A researcher studies encryption risks and PQC strategies that highlight the urgency of the quantum threat.
Quantum computing makes today’s strongest public key cryptography a time-limited shield, which is why “harvest now, decrypt later” attacks turn a theoretical risk into an immediate problem for long‑lived data. The only realistic defense is to start inventorying cryptography and planning migration to NIST‑standardized post‑quantum algorithms now, well before a large‑scale quantum computer exists.
Harvest now, decrypt later
“Harvest now, decrypt later” (HNDL) describes adversaries stealing encrypted traffic and storing it until quantum computers can break the underlying algorithms. This is most dangerous for data with long sensitivity lifetimes: state secrets, healthcare records, intellectual property, financial histories, and high‑value credentials.
Nation‑states and sophisticated criminal groups can passively collect VPN tunnels, TLS sessions, satellite links, and backup archives even if they cannot decrypt them today. When “Q‑Day” arrives and Shor‑class machines are available at scale, that historical ciphertext can be retrospectively mined for strategic, commercial, or identity‑theft value.
Where quantum stands today
Breaking RSA or ECC at meaningful key sizes requires thousands of logical qubits and very low error rates, which in practice means hundreds of thousands to around a million physical qubits or more, depending on architecture and error correction. Recent analyses suggest RSA‑2048 could be factored with on the order of one to a few thousand logical qubits and under one million physical qubits using optimized Shor implementations, significantly lower than older multi‑million‑qubit estimates but far beyond current devices.
Current noisy intermediate‑scale quantum (NISQ) systems have at most a few thousand physical qubits with high error rates, so they cannot yet run large‑scale Shor to break RSA‑2048 or standard ECC in practice. The risk arises from trajectory rather than capability: hardware roadmaps and algorithmic improvements keep shrinking the effective “bar,” narrowing the timeline between laboratory prototypes and cryptographically relevant quantum machines.
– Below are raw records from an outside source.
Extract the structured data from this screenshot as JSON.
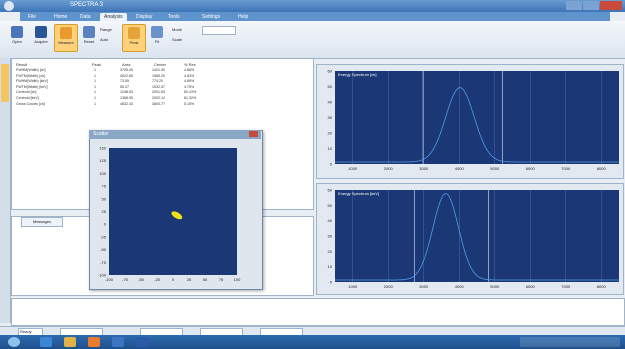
{
  "app": {
    "title": "SPECTRA 3"
  },
  "ribbon": {
    "tabs": [
      "File",
      "Home",
      "Data",
      "Analysis",
      "Display",
      "Tools",
      "Settings",
      "Help"
    ],
    "active_tab_index": 3,
    "buttons": [
      {
        "label": "Open",
        "icon": "folder-icon",
        "color": "#4b76b8"
      },
      {
        "label": "Acquire",
        "icon": "acquire-icon",
        "color": "#2a5598"
      },
      {
        "label": "Measure",
        "icon": "measure-icon",
        "color": "#e89b2c",
        "active": true
      },
      {
        "label": "Reset",
        "icon": "refresh-icon",
        "color": "#5a82c0"
      },
      {
        "label": "Peak",
        "icon": "peak-icon",
        "color": "#e6a33a",
        "active": true
      },
      {
        "label": "Fit",
        "icon": "fit-icon",
        "color": "#6b92c9"
      }
    ],
    "small_labels": [
      "Range",
      "Auto",
      "Mode",
      "Scale"
    ]
  },
  "results_table": {
    "headers": [
      "Result",
      "Peak",
      "Area",
      "Center",
      "% Res"
    ],
    "rows": [
      [
        "FWHM(Width) [ch]",
        "1",
        "3705.40",
        "1421.50",
        "4.88%"
      ],
      [
        "FWTM(Width) [ch]",
        "1",
        "4022.80",
        "1985.20",
        "4.83%"
      ],
      [
        "FWHM(Width) [keV]",
        "1",
        "73.55",
        "774.20",
        "4.89%"
      ],
      [
        "FWTM(Width) [keV]",
        "1",
        "55.27",
        "1032.57",
        "4.75%"
      ],
      [
        "Centroid [ch]",
        "1",
        "1248.83",
        "2001.63",
        "60.43%"
      ],
      [
        "Centroid [keV]",
        "1",
        "1368.95",
        "2002.12",
        "61.32%"
      ],
      [
        "Gross Counts [ch]",
        "1",
        "4832.43",
        "3800.77",
        "5.15%"
      ]
    ]
  },
  "lower_panel": {
    "tab_label": "Messages"
  },
  "floating_window": {
    "title": "Scatter",
    "y_ticks": [
      "150",
      "125",
      "100",
      "75",
      "50",
      "25",
      "0",
      "-25",
      "-50",
      "-75",
      "-100"
    ],
    "x_ticks": [
      "-100",
      "-75",
      "-50",
      "-25",
      "0",
      "25",
      "50",
      "75",
      "100"
    ],
    "blob_color": "#f0e21a"
  },
  "charts": {
    "top": {
      "title": "Energy Spectrum [ch]",
      "x_ticks": [
        "1000",
        "2000",
        "3000",
        "4000",
        "5000",
        "6000",
        "7000",
        "8000"
      ],
      "y_ticks": [
        "60",
        "50",
        "40",
        "30",
        "20",
        "10",
        "0"
      ]
    },
    "bottom": {
      "title": "Energy Spectrum [keV]",
      "x_ticks": [
        "1000",
        "2000",
        "3000",
        "4000",
        "5000",
        "6000",
        "7000",
        "8000"
      ],
      "y_ticks": [
        "60",
        "50",
        "40",
        "30",
        "20",
        "10",
        "0"
      ]
    },
    "colors": {
      "plot_bg": "#1b3775",
      "grid": "#6f8fc8",
      "curve": "#4f9ee8",
      "marker": "#d9e6ff"
    }
  },
  "statusbar": {
    "fields": [
      "Ready",
      "",
      "",
      "",
      ""
    ]
  },
  "taskbar": {
    "start_icon": "windows-start-icon",
    "apps": [
      {
        "icon": "ie-icon",
        "color": "#3a86d6"
      },
      {
        "icon": "folder-icon",
        "color": "#e0b24a"
      },
      {
        "icon": "media-icon",
        "color": "#e97b2c"
      },
      {
        "icon": "app-icon",
        "color": "#3d74c4"
      },
      {
        "icon": "spectra-icon",
        "color": "#2b5aa8"
      }
    ],
    "tray_time": ""
  }
}
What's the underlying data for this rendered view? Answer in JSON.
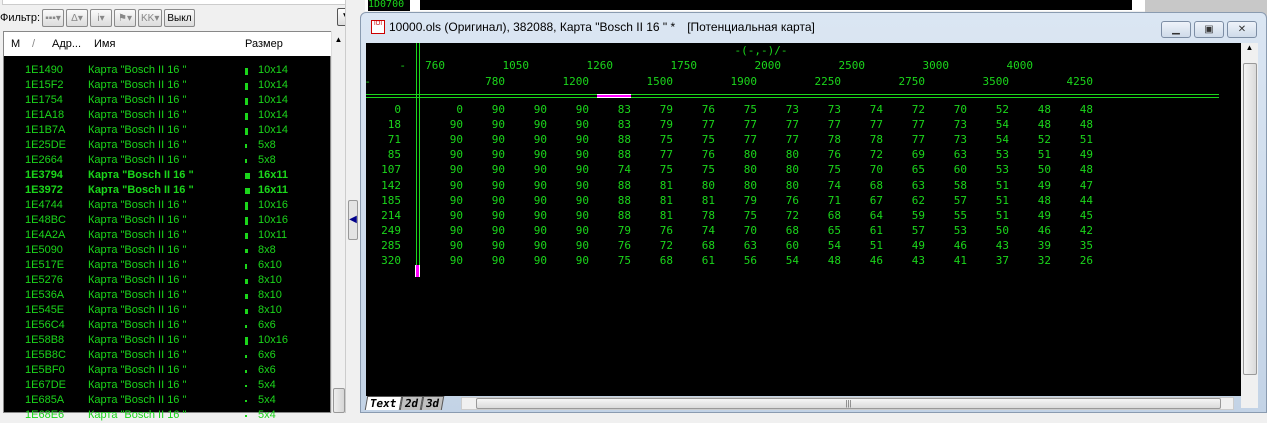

NIST PQC standards and what to deploy
NIST has finalized its first three post‑quantum cryptography standards, marking a historic transition point for defensive planning. These include:
- ML‑KEM (formerly CRYSTALS‑Kyber) for key establishment and general encryption.
- ML‑DSA (formerly CRYSTALS‑Dilithium) and SLH‑DSA (formerly SPHINCS+) for digital signatures.
A fifth algorithm, HQC, has been selected as a backup KEM for encryption and will be standardized to hedge against unforeseen weaknesses in lattice‑based schemes. A fourth signature standard based on FALCON (to be published as FIPS 206 / FN‑DSA) is also planned, adding another high‑performance option for constrained environments.
Enterprise and IoT migration priorities
For enterprises, the first step is a cryptographic inventory: catalog where RSA, DSA, and ECC are used across TLS, VPNs, S/MIME, code signing, firmware signing, databases, and internal protocols. This needs to extend into the supply chain, including third‑party services and OEM appliances, because any non‑quantum‑safe link in a critical data path will remain a long‑term weakness.
Next comes crypto‑agility: update architectures so protocols and products can swap algorithms without disruptive redesign. Practically, that means preparing for hybrid modes (for example, combining classical and PQC key establishment or signatures), upgrading PKI to issue PQC‑capable certificates, and validating performance and size impacts on applications and hardware security modules.
Special challenges for IoT and OT
IoT and operational technology are uniquely exposed because devices often ship with hard‑coded RSA or ECC keys, limited compute, and long lifespans in the field. Any sensor, controller, or consumer device that will remain deployed for a decade or more can become a “frozen” cryptographic liability if it cannot receive PQC‑capable firmware and key updates.
Designing or buying new devices should now include explicit requirements for PQC readiness: sufficient memory and CPU for lattice‑based or hash‑based schemes, secure boot that can accept PQC signatures, and support for hybrid certificate chains from vendors.
Existing fleets need segmentation, gateway‑level quantum‑safe protections where possible, and a lifecycle plan that prioritizes replacement of non‑upgradable high‑risk assets that handle sensitive or safety‑critical data.